Geschichten von den Balkonen Tbilisis

Tbilisi ist eine Stadt, die spricht — und ihre Balkone sind die Stimme. Die hölzernen Konstruktionen über den bunten Fassaden sind mehr als Architektur, sie sind Erinnerungsträger. Am Morgen werden hier Basilikumpflanzen gegossen, Wäsche weht wie kleine Fahnen, Nachbarn tauschen laut Neuigkeiten aus, und Katzen regieren die Dächer wie Wächter. Diese Balkone haben alles gesehen: erste Küsse, Hochzeitsgelächter, nächtliche Gespräche, stille Abschiede. Jeder Stadtteil hat seinen eigenen Klang: Betlemi ist poetisch, Sololaki elegant, Chugureti vielsprachig, Abanotubani dampft von Geschichte.

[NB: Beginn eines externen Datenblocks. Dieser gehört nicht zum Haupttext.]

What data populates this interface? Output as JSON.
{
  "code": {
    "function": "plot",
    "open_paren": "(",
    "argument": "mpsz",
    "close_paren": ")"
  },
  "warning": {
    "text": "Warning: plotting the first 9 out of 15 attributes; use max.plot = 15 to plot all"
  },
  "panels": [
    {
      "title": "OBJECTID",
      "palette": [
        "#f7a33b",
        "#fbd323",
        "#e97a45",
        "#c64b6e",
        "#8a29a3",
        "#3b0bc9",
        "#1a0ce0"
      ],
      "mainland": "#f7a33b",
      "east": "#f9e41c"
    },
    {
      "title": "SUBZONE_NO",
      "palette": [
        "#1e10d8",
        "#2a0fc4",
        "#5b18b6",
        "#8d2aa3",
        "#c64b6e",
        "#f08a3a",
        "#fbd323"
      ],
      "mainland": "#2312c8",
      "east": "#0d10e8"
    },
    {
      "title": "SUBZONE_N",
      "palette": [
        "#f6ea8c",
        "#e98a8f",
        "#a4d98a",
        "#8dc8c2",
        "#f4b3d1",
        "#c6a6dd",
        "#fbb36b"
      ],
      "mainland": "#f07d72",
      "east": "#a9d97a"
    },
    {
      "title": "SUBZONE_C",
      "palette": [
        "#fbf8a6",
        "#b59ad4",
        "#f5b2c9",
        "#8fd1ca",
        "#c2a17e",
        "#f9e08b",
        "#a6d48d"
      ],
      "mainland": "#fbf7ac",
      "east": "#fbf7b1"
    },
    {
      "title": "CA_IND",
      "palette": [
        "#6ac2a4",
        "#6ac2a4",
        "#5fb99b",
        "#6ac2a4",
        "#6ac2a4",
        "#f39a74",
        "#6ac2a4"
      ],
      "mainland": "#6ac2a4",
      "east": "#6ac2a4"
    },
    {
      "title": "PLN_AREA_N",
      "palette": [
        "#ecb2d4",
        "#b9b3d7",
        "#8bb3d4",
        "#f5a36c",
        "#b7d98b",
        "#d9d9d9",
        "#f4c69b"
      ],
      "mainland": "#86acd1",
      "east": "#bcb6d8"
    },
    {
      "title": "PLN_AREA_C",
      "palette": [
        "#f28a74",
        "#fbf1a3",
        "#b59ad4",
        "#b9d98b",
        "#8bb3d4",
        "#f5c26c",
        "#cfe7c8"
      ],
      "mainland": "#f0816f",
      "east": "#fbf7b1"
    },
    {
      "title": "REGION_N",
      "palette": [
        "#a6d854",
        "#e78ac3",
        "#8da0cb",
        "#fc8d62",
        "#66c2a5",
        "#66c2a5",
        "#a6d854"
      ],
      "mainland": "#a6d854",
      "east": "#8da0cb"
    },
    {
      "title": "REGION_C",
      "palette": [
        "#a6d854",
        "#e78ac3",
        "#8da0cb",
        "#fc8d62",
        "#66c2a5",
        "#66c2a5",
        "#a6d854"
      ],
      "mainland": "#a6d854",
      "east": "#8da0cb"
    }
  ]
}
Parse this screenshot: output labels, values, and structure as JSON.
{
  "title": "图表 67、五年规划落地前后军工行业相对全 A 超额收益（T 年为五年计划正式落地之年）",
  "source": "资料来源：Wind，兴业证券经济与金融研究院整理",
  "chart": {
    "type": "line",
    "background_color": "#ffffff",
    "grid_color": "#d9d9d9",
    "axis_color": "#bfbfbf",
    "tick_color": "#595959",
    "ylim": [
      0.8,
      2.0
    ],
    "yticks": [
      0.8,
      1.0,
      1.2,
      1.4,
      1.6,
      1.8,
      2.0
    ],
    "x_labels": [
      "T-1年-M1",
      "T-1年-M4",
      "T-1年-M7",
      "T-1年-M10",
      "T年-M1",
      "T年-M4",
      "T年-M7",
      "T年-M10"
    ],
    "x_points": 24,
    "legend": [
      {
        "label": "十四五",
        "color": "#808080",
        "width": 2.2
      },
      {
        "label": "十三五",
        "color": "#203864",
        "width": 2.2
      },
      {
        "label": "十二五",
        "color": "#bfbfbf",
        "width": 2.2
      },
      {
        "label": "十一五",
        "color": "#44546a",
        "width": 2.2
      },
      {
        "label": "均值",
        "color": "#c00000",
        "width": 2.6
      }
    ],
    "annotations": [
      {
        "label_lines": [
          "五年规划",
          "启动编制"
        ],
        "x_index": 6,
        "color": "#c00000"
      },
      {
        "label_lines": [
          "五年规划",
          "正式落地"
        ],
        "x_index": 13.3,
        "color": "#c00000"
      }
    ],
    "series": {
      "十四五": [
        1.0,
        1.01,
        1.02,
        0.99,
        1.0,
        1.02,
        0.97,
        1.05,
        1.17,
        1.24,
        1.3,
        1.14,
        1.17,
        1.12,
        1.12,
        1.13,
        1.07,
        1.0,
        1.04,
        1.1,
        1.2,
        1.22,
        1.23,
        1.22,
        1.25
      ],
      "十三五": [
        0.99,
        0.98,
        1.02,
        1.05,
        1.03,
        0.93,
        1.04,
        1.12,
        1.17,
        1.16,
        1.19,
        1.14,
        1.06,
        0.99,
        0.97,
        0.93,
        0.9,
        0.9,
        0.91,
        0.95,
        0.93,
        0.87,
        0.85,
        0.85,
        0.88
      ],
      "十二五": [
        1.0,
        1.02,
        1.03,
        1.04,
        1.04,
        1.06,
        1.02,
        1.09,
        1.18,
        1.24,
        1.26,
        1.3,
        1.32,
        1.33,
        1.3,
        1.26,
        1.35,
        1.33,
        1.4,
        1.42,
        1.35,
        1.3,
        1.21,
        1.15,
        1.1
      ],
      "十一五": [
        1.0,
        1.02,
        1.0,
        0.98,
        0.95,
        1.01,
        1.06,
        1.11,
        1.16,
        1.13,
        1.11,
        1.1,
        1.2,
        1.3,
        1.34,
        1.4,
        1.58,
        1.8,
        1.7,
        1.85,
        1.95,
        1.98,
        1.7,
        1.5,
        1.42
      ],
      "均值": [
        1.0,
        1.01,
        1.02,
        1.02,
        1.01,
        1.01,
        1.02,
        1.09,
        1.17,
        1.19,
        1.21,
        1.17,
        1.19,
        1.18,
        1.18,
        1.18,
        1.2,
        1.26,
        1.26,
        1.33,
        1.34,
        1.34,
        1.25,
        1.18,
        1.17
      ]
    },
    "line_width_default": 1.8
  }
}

Lange vor Telefonen wurden hier Nachrichten ausgetauscht, Körbe an Seilen hochgezogen, Lieder durch offene Fenster geteilt. Besucher suchen das echte Tbilisi — und es wartet bereits über ihnen, in Holz geschnitzt, von Sonne und Zeit berührt.

Für Fotografen sind sie ein Traum: rissiges Holz, Schatten voller Poesie, wilde Reben, ehrliche Schönheit. Legenden erzählen von geheimen Balkon-Liebesbriefen aus Kerzenlicht und Künstlern, die statt Worte Farben nutzten. In Tbilisi lebt das Leben nicht hinter verschlossenen Türen, sondern nach außen — geteilt mit dem Himmel und den Straßen. Viele kommen wegen der Berge und des Essens, doch sie gehen und erinnern sich an die Balkone, an Geschichten, die man spürt statt hört. In Tbilisi lohnt es sich, langsam zu gehen, hochzuschauen und zuzuhören.